I'm keen to have other people's insights to offer, not just my own. So if you've been involved in setting up an open mic, or you're an MC or organiser of one now, please leave a comment here or email me (at the usual address) and let me know about your experiences. In particular, have a think about the following questions:

How and why did you get started?
How do you publicise your open mic?
Do you have guest features? How do you find people who are willing to feature?
Have you come across any problems or difficulties in running the open mic? How have you dealt with them?

I'll try and incorporate as many responses as possible into the Open Mic Surgery articles as they evolve.

The other new thing I intend to do with the Soapbox is to write reviews of poetry books.

I seem to pick up poetry books all over the place. Books by poets I hear at readings; books by guest features who've come to Speakers' Corner; books that just seem to get sent me randomly in the post (there have been a whole stack of these in the last few months!). Now that I have more opportunity to spend quality time with these, it seems only fair to do what I can to give the most deserving ones a bit of publicity.
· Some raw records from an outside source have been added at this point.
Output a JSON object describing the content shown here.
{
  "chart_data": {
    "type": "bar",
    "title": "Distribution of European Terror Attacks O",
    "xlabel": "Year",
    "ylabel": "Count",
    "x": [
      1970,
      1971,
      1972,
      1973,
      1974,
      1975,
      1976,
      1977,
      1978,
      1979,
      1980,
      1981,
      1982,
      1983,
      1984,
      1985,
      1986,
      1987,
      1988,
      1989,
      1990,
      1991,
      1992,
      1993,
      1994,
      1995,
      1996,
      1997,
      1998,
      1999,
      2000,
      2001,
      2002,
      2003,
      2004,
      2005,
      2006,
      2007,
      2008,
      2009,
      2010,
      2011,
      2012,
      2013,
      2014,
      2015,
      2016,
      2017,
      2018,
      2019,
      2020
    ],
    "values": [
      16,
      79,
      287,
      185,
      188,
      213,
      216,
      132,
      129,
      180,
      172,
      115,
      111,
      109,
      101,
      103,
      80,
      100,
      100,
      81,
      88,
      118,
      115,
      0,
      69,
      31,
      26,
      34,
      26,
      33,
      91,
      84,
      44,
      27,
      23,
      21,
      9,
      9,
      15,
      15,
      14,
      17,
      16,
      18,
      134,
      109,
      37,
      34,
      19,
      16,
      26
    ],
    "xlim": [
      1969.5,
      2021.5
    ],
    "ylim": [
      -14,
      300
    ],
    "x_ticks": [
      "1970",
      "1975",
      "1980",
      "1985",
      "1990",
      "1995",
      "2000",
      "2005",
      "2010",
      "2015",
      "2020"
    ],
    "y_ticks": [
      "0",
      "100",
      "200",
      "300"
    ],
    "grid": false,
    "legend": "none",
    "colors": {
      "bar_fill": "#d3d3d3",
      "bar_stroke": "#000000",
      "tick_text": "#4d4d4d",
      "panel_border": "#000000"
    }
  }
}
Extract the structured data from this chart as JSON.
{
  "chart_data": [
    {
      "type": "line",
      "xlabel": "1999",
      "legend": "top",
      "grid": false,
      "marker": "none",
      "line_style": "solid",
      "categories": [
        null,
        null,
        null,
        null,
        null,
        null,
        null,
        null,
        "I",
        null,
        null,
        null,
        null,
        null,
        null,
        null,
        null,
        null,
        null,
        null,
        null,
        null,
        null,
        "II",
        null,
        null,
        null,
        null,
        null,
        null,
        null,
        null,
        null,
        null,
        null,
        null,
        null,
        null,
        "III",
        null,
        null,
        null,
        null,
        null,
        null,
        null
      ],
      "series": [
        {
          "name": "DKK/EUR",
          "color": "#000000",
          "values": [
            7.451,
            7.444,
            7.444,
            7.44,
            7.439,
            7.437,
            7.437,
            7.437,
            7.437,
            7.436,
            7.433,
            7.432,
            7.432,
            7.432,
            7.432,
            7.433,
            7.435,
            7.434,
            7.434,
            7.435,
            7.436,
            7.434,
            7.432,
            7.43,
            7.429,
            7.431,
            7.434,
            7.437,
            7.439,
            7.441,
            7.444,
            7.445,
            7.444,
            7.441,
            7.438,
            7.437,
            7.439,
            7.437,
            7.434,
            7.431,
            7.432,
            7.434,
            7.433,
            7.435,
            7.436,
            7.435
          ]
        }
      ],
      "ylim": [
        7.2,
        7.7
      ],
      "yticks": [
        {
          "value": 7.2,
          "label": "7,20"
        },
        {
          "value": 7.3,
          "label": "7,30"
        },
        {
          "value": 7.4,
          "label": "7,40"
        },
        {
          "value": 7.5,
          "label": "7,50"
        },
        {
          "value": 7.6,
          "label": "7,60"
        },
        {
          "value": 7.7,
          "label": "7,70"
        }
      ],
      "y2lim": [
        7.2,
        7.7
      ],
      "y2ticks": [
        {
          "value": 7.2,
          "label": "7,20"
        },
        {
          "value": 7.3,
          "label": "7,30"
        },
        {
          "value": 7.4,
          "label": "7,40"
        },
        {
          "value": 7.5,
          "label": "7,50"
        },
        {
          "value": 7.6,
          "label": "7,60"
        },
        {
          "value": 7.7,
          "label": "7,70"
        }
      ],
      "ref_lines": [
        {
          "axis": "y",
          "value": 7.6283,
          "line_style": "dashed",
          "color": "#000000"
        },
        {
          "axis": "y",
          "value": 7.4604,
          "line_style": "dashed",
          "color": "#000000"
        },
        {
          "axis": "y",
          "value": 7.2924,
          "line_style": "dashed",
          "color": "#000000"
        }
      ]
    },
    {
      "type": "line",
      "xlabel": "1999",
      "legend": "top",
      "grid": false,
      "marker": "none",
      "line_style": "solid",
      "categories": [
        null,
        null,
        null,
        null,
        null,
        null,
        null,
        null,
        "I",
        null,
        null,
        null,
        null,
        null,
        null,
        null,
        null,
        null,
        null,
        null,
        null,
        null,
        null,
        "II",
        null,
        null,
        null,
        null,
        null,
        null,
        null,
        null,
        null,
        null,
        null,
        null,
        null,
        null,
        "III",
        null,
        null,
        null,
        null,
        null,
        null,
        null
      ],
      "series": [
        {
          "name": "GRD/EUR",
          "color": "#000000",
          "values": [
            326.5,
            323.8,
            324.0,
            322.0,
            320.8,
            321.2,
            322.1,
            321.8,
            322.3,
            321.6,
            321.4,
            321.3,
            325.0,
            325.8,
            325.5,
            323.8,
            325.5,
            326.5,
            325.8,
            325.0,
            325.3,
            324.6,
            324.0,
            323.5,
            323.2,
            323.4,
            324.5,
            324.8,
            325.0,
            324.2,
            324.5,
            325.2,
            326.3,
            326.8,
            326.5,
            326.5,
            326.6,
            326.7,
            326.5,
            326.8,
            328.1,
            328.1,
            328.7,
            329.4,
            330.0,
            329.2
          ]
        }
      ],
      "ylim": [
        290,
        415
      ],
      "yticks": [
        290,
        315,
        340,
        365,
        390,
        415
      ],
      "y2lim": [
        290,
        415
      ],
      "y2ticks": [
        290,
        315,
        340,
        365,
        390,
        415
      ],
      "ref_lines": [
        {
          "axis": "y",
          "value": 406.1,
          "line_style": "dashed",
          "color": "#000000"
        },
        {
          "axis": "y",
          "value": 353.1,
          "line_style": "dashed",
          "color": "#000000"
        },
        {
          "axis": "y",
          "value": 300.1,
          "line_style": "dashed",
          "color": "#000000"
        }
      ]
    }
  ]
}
Most of the titles I get are published by small presses, and never get the kind of exposure that the Seamus Heaneys and Carol Ann Duffys of this world seem to automatically deserve. But some of them are every bit as good as the latest Heaney or Duffy. Others – well, poetry is like any artform, a mix of the good, the bad and the ugly. I want to be able to praise and promote the writers who really deserve it. But I want to be honest, too. No poetry collection is flawless. If I offer criticism here I will intend it as constructive criticism, and hope that the poets concerned will accept that criticism in the spirit with which it's meant – kindly.

Once again, reader feedback will be welcome. If you've read one of the books I've reviewed, and want to offer your own thoughts, please do (especially if you disagree with me!). The one rule to remember, is be helpful, be constructive; comments that aren't will just be deleted. And if you've read a poetry book you would like me to review – or are a poet yourself, and want to send me a review copy – please leave a comment on the Soapbox or by email in the usual way.

It only remains for me to thank my existing readers for their loyalty, and to hope I get some new readers in 2011! Happy new year.